Attention Bankruptcy
Explanation
The Joke
A woman begins telling a story to her friend: "And then my boss says 'Well, I shouldn't have to put it up on the whiteboard, but like...'" but then interrupts herself to say she has to file for "attention bankruptcy." She explains: "I thought I had enough attention last Tuesday to take this conversation, but it's been longer and more boring than I anticipated."
The friend, treating this like a formal financial restructuring, responds that since she can no longer pay attention at the agreed-upon level, she will have to restructure the conversation so that she pays smaller amounts of attention over a longer period of time.
In the final panel, the first woman asks: "So you're saying you're gonna look at your phone while we talk?" The friend confirms, adding: "Ugh, I hope this doesn't tank my friendship rating."
The Humor
The comic takes the concept of financial bankruptcy and applies it literally to the "economy" of paying attention in a conversation.
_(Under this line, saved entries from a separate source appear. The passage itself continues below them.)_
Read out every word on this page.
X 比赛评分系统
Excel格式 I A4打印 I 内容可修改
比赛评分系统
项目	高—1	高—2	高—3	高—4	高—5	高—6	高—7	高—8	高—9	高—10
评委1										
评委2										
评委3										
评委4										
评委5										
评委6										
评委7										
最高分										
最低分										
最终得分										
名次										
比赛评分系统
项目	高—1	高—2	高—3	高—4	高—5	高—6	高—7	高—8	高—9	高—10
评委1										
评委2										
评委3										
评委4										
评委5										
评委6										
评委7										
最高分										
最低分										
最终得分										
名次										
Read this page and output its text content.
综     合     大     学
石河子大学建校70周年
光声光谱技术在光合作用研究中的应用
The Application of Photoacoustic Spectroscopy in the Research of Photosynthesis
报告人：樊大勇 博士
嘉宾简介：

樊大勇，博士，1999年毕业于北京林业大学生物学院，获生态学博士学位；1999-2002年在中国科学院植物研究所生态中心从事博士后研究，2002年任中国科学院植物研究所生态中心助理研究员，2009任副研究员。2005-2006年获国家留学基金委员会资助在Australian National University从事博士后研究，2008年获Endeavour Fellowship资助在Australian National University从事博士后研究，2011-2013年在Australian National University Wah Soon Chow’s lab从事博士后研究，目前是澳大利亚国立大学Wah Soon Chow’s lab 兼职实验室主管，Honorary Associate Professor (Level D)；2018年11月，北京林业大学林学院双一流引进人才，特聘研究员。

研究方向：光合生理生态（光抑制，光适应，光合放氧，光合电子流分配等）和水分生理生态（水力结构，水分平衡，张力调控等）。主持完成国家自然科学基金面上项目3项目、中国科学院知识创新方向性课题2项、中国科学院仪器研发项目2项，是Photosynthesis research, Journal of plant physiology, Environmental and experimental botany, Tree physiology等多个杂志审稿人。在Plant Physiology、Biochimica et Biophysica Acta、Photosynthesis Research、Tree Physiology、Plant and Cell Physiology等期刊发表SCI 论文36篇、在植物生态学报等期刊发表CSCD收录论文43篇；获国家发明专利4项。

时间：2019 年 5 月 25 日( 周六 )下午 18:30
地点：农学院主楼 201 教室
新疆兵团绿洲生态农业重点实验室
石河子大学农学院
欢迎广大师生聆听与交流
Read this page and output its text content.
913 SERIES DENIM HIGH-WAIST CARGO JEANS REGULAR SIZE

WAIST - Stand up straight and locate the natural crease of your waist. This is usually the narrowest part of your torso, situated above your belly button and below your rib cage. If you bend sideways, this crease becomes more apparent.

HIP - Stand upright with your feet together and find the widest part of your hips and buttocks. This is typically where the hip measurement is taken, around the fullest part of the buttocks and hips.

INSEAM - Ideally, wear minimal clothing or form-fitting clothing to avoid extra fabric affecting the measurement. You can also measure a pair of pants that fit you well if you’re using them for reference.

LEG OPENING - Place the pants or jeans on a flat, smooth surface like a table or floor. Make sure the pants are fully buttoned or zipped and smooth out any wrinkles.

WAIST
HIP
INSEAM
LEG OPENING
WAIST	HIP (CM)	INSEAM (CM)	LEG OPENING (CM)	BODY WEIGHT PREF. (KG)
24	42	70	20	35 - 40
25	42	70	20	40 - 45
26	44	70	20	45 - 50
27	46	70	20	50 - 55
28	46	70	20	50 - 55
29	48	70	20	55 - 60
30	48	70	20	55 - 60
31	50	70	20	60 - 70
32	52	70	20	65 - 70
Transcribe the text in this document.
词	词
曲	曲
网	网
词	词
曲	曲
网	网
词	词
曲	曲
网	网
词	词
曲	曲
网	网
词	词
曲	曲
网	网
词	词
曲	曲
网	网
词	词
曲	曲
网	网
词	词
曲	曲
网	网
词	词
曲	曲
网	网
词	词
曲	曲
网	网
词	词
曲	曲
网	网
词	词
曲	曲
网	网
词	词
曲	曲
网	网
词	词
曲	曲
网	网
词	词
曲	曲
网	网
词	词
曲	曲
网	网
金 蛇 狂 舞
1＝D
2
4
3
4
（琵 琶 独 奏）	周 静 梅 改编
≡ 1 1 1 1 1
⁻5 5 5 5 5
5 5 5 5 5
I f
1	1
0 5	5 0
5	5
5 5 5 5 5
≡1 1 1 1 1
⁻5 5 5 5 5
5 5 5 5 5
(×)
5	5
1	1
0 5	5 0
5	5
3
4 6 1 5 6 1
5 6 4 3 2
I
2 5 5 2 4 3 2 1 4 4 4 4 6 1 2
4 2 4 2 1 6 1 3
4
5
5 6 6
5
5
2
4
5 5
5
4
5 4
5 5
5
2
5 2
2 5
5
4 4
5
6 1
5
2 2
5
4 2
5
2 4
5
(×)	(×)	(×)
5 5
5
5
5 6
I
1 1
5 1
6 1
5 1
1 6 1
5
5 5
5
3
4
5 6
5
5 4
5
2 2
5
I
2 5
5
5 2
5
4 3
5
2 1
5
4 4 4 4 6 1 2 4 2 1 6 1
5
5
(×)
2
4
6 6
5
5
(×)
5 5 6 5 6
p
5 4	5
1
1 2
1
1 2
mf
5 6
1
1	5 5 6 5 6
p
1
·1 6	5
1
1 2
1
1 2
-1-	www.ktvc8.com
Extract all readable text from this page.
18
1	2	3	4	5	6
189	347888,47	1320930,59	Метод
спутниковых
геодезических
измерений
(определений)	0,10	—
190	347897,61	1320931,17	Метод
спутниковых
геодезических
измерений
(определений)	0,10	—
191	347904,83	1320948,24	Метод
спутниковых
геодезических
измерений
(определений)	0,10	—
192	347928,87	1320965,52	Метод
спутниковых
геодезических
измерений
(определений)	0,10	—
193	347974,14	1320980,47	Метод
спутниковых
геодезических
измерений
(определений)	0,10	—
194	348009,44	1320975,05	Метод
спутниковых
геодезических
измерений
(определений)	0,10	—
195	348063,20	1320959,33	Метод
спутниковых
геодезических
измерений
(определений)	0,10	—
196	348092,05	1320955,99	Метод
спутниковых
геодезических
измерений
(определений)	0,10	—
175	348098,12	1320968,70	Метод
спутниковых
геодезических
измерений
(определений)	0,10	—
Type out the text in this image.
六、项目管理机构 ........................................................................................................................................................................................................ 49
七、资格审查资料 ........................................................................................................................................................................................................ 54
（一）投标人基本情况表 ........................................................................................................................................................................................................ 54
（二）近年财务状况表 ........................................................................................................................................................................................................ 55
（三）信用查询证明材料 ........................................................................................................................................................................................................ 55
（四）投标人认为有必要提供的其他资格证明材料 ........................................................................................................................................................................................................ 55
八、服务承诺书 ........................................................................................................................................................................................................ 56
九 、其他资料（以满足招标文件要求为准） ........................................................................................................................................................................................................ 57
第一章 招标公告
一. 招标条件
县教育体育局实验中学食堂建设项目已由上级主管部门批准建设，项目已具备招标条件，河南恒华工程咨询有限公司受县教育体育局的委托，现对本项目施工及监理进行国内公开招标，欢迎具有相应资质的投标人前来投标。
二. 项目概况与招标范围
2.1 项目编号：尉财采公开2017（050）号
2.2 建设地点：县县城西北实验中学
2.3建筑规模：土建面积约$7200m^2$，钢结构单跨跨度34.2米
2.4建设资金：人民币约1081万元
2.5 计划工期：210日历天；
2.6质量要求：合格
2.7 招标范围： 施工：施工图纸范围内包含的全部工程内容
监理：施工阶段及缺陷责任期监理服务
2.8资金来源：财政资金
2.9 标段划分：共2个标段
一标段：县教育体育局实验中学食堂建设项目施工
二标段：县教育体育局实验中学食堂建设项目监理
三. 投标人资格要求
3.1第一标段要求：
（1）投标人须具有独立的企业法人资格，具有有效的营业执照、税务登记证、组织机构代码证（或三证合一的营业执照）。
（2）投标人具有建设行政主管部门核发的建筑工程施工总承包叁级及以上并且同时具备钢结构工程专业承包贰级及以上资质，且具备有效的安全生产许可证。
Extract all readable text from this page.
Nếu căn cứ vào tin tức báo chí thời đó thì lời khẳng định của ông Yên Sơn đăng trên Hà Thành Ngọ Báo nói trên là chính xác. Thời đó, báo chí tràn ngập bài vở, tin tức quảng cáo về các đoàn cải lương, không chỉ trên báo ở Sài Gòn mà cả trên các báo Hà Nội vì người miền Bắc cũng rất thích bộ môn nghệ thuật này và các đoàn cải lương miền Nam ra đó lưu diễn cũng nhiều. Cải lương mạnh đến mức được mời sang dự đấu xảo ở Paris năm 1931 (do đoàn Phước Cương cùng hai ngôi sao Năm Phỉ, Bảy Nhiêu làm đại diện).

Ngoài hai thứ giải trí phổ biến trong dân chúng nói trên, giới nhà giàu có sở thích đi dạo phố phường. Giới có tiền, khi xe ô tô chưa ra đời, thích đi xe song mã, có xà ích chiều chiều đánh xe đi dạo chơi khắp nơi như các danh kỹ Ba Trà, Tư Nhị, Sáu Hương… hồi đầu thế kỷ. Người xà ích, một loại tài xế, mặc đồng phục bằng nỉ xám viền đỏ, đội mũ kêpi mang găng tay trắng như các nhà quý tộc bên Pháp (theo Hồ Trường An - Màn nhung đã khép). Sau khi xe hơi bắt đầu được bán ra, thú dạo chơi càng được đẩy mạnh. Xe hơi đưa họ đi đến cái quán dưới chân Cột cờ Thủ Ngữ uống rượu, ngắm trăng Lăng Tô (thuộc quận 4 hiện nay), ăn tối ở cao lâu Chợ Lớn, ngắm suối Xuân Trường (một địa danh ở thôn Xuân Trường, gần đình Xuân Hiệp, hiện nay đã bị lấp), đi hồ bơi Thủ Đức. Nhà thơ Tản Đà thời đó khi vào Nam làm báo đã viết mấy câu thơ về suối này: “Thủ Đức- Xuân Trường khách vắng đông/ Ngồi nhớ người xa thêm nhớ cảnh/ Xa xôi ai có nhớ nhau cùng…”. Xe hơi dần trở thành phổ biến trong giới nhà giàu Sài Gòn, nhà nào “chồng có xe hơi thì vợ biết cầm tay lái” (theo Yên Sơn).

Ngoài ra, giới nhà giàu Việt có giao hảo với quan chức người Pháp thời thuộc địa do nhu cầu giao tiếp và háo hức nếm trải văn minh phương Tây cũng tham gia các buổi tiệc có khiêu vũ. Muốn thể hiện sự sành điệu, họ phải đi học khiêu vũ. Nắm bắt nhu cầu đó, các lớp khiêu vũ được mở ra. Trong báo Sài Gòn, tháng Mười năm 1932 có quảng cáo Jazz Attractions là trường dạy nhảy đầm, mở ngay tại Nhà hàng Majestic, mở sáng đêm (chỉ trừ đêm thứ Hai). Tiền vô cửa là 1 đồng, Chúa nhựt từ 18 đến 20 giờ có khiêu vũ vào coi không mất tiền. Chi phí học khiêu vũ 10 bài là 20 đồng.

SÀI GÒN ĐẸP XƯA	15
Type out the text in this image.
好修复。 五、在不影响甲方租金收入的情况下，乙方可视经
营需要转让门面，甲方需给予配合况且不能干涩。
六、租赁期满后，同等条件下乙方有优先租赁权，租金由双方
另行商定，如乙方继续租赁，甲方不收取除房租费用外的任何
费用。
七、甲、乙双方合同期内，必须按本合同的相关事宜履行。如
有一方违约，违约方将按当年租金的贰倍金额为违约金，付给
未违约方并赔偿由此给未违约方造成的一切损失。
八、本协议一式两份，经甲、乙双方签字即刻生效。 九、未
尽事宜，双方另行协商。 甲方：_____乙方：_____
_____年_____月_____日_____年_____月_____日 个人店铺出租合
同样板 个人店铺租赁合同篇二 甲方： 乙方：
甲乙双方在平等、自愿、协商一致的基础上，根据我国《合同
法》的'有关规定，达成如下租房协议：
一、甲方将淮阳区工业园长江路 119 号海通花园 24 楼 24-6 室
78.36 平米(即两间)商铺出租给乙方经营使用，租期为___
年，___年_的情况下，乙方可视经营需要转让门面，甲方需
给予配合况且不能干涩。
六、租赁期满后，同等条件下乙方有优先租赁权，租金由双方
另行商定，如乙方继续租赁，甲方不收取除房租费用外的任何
The term "paying attention" already uses a financial metaphor, and the comic extends that metaphor to its absurd logical conclusion -- complete with filing for bankruptcy, restructuring debt, and worrying about credit ratings.
The mundane reality being described is completely ordinary: one friend is bored by the other's story and wants to check her phone. But by dressing it up in formal financial and legal language, the comic highlights how rude this common behavior actually is, while simultaneously making it seem more understandable by framing it as a systemic resource-allocation problem rather than a personal slight.
The final line about a "friendship rating" (paralleling a credit rating) adds another layer, suggesting that our social relationships operate on similar principles to financial markets, with trust, obligation, and consequences for default.